According to Article 429b(2) and (3) of Regulation (EU) No 575/2013 (CRR), as amended by the Delegated Regulation (EU) 2015/62, the add-on for counterparty credit risk is – in simple terms – calculated based on Ei – Ci (fair value of securities or cash lent and fair value of the collateral received respectively).
Article 429b(4) CRR states that, by way of derogation from paragraph 1 of this article, in certain circumstances institutions may use the method set out in Article 222 CRR (that is, the Financial Collateral Simple Method), subject to a 20% floor for the applicable risk weight.
Example (repurchase transaction):
Security value: 1025, cash received: 1000
Add-on according to Article 429b (2) CRR = 1025 – 1000 = 25
It is unclear whether under Financial Collateral Simple Method the add-on is 25 or whether it should be based on (1025 * 0.20) = 205 – 200 (1000 * 0.20), that is 5.
For the purpose of determining the add-on for counterparty credit risk in order to calculate the leverage ratio exposure of repurchase transactions, securities or commodities lending or borrowing transactions, long settlement transactions and margin lending transactions in terms of Article 429b(1) of Regulation (EU) No 575/2013 (CRR), as amended by Regulation (EU) 2015/62, under Article 429b(4) institutions may use the method set out in Article 222 CRR – subject to a 20 % floor for the applicable risk weight – if they also use this method for determining the exposure value of those transactions for the purpose of meeting the own funds requirements as set out in Article 92 CRR.

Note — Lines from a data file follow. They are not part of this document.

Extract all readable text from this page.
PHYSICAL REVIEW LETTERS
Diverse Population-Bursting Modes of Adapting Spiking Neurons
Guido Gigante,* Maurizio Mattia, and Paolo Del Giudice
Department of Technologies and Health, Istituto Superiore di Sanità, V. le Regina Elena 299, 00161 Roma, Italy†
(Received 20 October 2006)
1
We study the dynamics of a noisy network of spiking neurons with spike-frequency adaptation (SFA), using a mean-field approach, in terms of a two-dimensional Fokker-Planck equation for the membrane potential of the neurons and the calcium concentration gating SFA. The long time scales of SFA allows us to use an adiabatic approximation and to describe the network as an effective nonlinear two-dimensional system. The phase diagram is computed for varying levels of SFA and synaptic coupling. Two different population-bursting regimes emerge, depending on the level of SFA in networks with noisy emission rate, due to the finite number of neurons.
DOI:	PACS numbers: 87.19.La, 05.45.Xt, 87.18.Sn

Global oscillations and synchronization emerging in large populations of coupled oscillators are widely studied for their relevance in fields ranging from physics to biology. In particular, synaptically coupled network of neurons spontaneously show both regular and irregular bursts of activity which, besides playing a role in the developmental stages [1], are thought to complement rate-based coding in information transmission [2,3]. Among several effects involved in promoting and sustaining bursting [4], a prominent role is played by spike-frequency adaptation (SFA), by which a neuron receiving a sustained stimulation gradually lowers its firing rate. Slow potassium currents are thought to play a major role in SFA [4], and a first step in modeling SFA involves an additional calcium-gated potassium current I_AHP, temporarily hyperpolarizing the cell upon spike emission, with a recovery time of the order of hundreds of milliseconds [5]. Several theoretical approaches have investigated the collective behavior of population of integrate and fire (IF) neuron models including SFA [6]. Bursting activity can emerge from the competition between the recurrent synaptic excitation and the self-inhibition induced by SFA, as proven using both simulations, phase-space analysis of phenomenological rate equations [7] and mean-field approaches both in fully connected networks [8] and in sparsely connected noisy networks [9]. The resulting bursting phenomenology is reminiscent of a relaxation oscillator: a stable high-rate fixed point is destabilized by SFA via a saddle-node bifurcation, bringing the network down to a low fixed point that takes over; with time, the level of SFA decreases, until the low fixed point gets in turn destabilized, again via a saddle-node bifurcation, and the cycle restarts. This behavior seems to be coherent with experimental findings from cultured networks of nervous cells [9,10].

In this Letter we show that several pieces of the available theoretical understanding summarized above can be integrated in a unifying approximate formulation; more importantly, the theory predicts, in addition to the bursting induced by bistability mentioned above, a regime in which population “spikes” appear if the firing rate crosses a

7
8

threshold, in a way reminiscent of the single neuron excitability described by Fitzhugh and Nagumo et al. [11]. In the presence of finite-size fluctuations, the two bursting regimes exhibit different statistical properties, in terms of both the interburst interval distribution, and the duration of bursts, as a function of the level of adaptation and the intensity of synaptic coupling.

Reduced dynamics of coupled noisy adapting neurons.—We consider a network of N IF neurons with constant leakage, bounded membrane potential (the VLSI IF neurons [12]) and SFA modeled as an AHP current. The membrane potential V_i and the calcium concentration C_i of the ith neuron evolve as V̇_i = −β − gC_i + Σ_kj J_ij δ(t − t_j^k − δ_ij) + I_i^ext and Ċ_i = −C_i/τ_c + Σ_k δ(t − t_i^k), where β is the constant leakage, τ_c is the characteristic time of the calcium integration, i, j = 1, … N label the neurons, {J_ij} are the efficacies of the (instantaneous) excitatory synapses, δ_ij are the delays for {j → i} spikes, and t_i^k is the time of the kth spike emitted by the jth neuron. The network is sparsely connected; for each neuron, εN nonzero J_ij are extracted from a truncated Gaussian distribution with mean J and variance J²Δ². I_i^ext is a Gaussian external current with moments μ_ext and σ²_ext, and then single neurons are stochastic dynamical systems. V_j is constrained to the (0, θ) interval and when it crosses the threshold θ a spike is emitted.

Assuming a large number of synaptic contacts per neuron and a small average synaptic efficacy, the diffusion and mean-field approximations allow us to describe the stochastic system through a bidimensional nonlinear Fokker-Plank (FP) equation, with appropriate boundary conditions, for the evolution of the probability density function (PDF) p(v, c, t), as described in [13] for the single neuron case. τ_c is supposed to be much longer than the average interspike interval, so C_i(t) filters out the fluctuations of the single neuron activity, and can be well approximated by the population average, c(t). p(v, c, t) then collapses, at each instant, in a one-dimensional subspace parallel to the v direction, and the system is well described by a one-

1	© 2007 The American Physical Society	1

According to Article 222(3) CRR, in the case of those portions of exposure values that are collateralised by the market value of eligible collateral, the risk weight shall be at least 20% except as specified in paragraphs 4 to 6 where under certain conditions institutions may apply lower risk weights. In the case at hand, this holds especially true for repurchase transactions and securities lending or borrowing transactions which fulfil the criteria in Article 227 as specified in Article 222(4) CRR. However, this reduction of risk weights is overruled by Article 429b(4) CRR, as the derogation is subject to a 20% floor, and thus does not apply in this respect.
As a consequence the risk weight of 20% has to be applied with regard to the collateralised portion of the total exposure (Article 222(3) CRR).
In addition, in the case of those portions of exposure values that are not collateralised by the market value of eligible collateral institutions shall apply the risk weight that they would assign to an unsecured exposure to the counterparty (Article 222(3) CRR), and in accordance with Article 429b(4) this is also subject to a 20% floor.
Accordingly, regarding the numerical example in the question section of this Q&A, supposing that the security value is 1025 and the collateral value is 1000, this would result in two components in terms of Article 429b(4) CRR: An exposure value for the unsecured part and an exposure value for the secured part, which both have to be summed up. The former would be 25 multiplied by the risk weight that would be applicable to an unsecured exposure to the counterparty under Chapter 2 of the CRR, but at least 20% (e.g. 25 * 20% = 5). The latter would be 1000 multiplied by the risk weight that would be applicable under Chapter 2 of the CRR where the lending institution had a direct exposure to the collateral instrument, but – again – at least 20% (e.g. 1000 * 20% = 200). Thus, the add-on for counterparty credit risk calculated in accordance with Article 429b(4) CRR would be at least 205 (200 + 5).